If you have visited the Air and Space Museum on the Washington DC mall, you probably viewed the huge mural (above) of U.S. Army B-17 bombers under attack. It was painted by acclaimed aviation artist Keith Ferris (1929 - ). His Wikipedia entry is here. A series of images of his studio begins here.
There are three basic approaches to depicting the shape of an aircraft. One is to copy a photograph or use a photo as the basis and make slight adjustments to compensate for camera lens distortion of the subject. The second approach is to "eyeball" the subject, either by observing it in person or making use of reference photos so as to understand the subject's shape from differing viewpoints. This runs the greatest risk of creating an unrealistic depiction. Finally, the artist can make use of descriptive geometry to construct an image derived from two or more scaled profile of plan views of the subject airplane. Absent computer imaging software, description geometry is time-consuming, but yields proportionally accurate results (given the degree of perspective forcing used).
Keith Ferris preferred to use descriptive geometry, combining that with a good sense of composition and scene-setting.
First, I contrast Ferris' work with that of another famous aviation artist, Frank Wootton (1911-1998). I might be wrong, but I think Wootton either never used that approach or else did so seldomly. The Gloster Meteor jet fighters in the image above do not quite seem realistic to me. This might be due to a lack of photos of them at the time he made the painting not long after the war had ended.
Wootton painted this scene many years later. I need to note that most of his images were realistic views of the subject aircraft. But this Spitfire's wings seem out of proportion -- granting that "Spits" are difficult to draw properly. This is clearly a "freehand" job by Wootton.
Now a Spitfire depiction by Ferris.
It seem much more realistic because he did this workup before creating the final image.
I include this as another example of a descriptive geometry based illustration in process.

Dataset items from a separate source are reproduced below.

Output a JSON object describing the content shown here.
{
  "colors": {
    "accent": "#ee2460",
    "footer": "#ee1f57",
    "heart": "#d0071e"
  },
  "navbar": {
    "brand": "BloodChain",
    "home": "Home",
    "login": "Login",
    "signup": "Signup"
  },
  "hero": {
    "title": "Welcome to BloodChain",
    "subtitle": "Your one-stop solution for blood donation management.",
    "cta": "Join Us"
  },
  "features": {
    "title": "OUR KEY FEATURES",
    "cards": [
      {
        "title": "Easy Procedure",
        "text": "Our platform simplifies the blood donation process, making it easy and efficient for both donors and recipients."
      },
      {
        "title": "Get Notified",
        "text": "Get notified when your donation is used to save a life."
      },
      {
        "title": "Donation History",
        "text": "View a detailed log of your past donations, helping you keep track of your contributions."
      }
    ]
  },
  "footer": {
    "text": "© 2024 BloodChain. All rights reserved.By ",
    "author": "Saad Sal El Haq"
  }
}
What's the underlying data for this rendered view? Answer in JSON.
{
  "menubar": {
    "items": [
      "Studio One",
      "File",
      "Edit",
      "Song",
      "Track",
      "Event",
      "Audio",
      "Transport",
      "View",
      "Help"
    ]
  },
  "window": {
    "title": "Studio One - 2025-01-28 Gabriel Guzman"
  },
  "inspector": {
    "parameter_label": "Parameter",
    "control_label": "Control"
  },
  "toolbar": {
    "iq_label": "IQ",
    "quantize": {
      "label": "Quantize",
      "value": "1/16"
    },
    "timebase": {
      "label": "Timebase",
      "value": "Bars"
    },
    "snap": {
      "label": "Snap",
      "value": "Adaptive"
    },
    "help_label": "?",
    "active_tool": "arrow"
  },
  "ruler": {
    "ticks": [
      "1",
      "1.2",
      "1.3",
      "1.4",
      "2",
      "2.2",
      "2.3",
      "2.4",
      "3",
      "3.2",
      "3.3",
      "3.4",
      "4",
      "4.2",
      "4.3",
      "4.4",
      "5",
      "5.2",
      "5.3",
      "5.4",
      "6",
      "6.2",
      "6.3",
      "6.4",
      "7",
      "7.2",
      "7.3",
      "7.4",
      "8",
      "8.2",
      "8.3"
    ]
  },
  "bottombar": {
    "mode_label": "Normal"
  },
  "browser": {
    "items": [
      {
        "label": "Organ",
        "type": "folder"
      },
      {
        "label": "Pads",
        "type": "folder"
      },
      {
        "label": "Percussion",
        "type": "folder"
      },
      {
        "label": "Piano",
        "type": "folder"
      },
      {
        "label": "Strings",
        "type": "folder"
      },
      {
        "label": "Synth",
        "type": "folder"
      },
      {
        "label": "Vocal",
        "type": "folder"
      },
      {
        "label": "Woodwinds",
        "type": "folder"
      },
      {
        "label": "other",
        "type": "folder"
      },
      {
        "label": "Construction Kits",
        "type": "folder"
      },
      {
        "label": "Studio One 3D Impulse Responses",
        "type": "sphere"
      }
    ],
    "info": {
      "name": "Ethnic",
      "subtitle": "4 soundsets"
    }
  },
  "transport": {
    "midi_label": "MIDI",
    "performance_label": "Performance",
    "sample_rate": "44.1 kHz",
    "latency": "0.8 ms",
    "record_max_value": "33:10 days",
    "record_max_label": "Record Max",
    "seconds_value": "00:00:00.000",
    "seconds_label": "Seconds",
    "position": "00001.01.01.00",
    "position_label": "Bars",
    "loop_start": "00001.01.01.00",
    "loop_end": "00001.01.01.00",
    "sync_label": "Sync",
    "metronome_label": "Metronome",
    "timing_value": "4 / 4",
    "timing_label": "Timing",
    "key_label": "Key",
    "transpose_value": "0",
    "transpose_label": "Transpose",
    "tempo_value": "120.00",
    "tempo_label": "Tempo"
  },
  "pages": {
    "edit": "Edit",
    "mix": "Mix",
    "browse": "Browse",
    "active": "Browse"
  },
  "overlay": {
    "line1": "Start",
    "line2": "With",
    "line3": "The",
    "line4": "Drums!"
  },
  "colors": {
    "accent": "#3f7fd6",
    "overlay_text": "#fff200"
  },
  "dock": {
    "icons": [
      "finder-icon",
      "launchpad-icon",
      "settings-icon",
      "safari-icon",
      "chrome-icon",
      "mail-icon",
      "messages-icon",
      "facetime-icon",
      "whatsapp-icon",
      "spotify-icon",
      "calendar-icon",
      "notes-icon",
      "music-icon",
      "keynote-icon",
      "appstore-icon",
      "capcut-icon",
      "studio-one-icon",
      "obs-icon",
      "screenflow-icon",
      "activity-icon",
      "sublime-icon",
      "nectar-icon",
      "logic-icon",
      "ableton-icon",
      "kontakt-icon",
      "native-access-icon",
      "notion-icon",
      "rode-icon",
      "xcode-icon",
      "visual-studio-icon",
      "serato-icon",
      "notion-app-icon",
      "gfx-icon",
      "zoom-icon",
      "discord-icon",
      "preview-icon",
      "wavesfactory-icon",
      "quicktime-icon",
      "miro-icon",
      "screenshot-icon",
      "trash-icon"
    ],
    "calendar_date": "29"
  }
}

Photo from Farris' Web site showing him at work during an early stage of a project.
Ferris was the son of an Army Air Corps pilot who was stationed at Kelly Field (the main AAC training base during the 1930s). Keith would have been very young when P-3s were flown there, so this painting and the one below are more a tribute to that era than any distinct childhood memory of such planes.
One of many World War 2 images painted by Ferris.
The same squadron attacking B-17s. The Fw 190 was firing at the bomber and the B-17 was spitting back 30 caliber machine gun fire from two positions, each using two such weapons. In such a situation the German fighter might have been shot down instead of the bomber.